PyData Amsterdam 2026

Embed First, Predict Later: Energy forecasting from weather embeddings
2026-09-10 , Room 2 (350)

Representation learning has transformed AI for language and vision. Large foundation models learn abstract, reusable features that can transfer to arbitrary downstream tasks. But what about other real world problems ?
Many practitioners work with inputs that are high-dimensional containing complex non-linear patterns: weather or satellite maps, sensor networks, graph data or medical scans. In contrast, prediction targets are often simple and low-dimensional. Learning directly from raw high-dimensional inputs to low-dimensional targets is tempting, but often fails in practice: limited labeled data forces models to simultaneously discover useful representations and solve the prediction task.

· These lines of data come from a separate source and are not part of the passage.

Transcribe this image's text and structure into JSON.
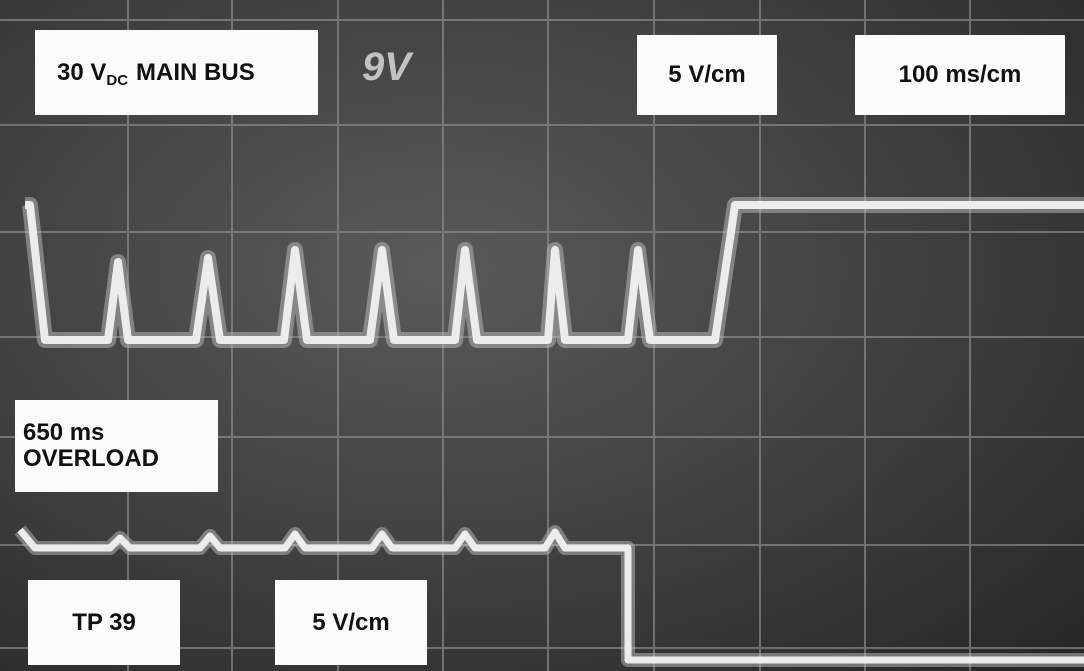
{
  "labels": {
    "main_bus": {
      "text": "30 V",
      "subscript": "DC",
      "suffix": "MAIN BUS"
    },
    "top_scale": "5 V/cm",
    "time_scale": "100 ms/cm",
    "overload": {
      "line1": "650 ms",
      "line2": "OVERLOAD"
    },
    "probe": "TP 39",
    "bottom_scale": "5 V/cm",
    "scribble": "9V"
  }
}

This talk presents the embed first, predict later paradigm and shows that it works just as powerfully for other domains as it does for text and images, using energy forecasting from weather data as our running example. We show how a pre-trained open source foundation model learns abstract representations of weather such as storms or cloud systems, and how these embeddings can be fed into a multitude of lightweight downstream tasks. The result is a modular and reusable ML pipeline that generalizes well.

You'll leave with three concrete things: (1) the building blocks of an embedding-first pipeline, illustrated through a real-world implementation, (2) practical tips and tricks for visualizing and inspecting high-dimensional embedding spaces and (3) an intuition for when this paradigm can be applied to your own domain and pointers on how to get started.


Beyond Text and Images

In computer vision, nobody hand-crafts features anymore. The field went from manual feature engineering to end-to-end CNNs to self-supervised foundation models like DINO that produce reusable representations from unlabeled data. Same story in NLP. The lesson both fields converged on: learning what things are and learning what to predict from them are better done as two separate steps.

Often people working with high-dimensional real world data beyond text and vision haven't made that jump yet. The default is still: pick some variables that you think represent your input space and relate to your target, flatten them into a dataframe, and feed it to a tree-based model or neural network. It gets you surprisingly far. But when your input space is high-dimensional and complex while targets are low-dimensional - often single numbers - this approach leaves signal on the table and tends not to generalize to related tasks.

This talk is about closing that gap and giving the audience the tools to do it themselves.

The Representation Bottleneck

The obvious alternative is to train a larger (transformer) neural network end-to-end on the raw data. But in specialized domains, labeled data is hard to come by. e.g. a model trying to predict energy generation from weather has to figure out what storms and cloud systems look like at the same time as learning how they relate to the target variable, all only guided by a scarcely available loss signal. In practice the results are often disappointing and “deep learning doesn’t work for our use case” becomes the sentiment.

Building Blocks of the Pipeline

We walk through three components that together form a reusable recipe:

1. The backbone. This can be taking the encoder of a publicly available pre-trained foundation model, in our example we are using the encoder of the Aurora AI weather model by Microsoft Research. Alternatively, a backbone can also be trained e.g. using masked autoencoders. The task of the backbone is to compress raw inputs into dense embeddings that capture abstract patterns, in our example weather regimes, seasonal cycles etc.. The backbone is trained without any task-specific supervision. We discuss how to pick a backbone that fits your domain and what to look for.

2. The embeddings. Dense numerical vector representations created by passing raw high-dimensional input (e.g. weather data) through the backbone.

3. Downstream models. Small models that map embeddings to a specific target. These models are cheap to train, e.g. using personal hardware or a single GPU. The same set of embeddings can serve many different downstream tasks. Put differently, the downstream model picks relevant representations from all representations extracted by the backbone. In our example this can be wind production forecasting, solar prediction, energy demand estimation, or insurance damage assessment. No need to rerun the backbone for each new task.

Outline

The talk introduces a general paradigm, but we spend most of the time on our concrete showcase, always circling back to how each step generalizes and how the audience can apply it to their own use case.

  • Introduction and Problem Setting: 5 minutes
  • Building blocks: 5 min
  • Energy/Weather data showcase: 15 min
  • Examples from other domains, practical tips and Q&A: 5 min

Kai Jeggle is a Meteo AI Scientist at Dexter Energy, where he turns high-dimensional weather and satellite data into insights for energy price and power generation forecasting using geospatial AI. He holds a PhD from ETH Zurich, where his research focused on combining machine learning with atmospheric physics, including time at the European Space Agency's Phi-Lab. He previously also worked as a software engineer at Hopsworks, an MLOps startup in Stockholm. Kai has been active in the AI for climate community by leading initiatives at Climate Change AI, a global non-profit working at the intersection of machine learning and climate action.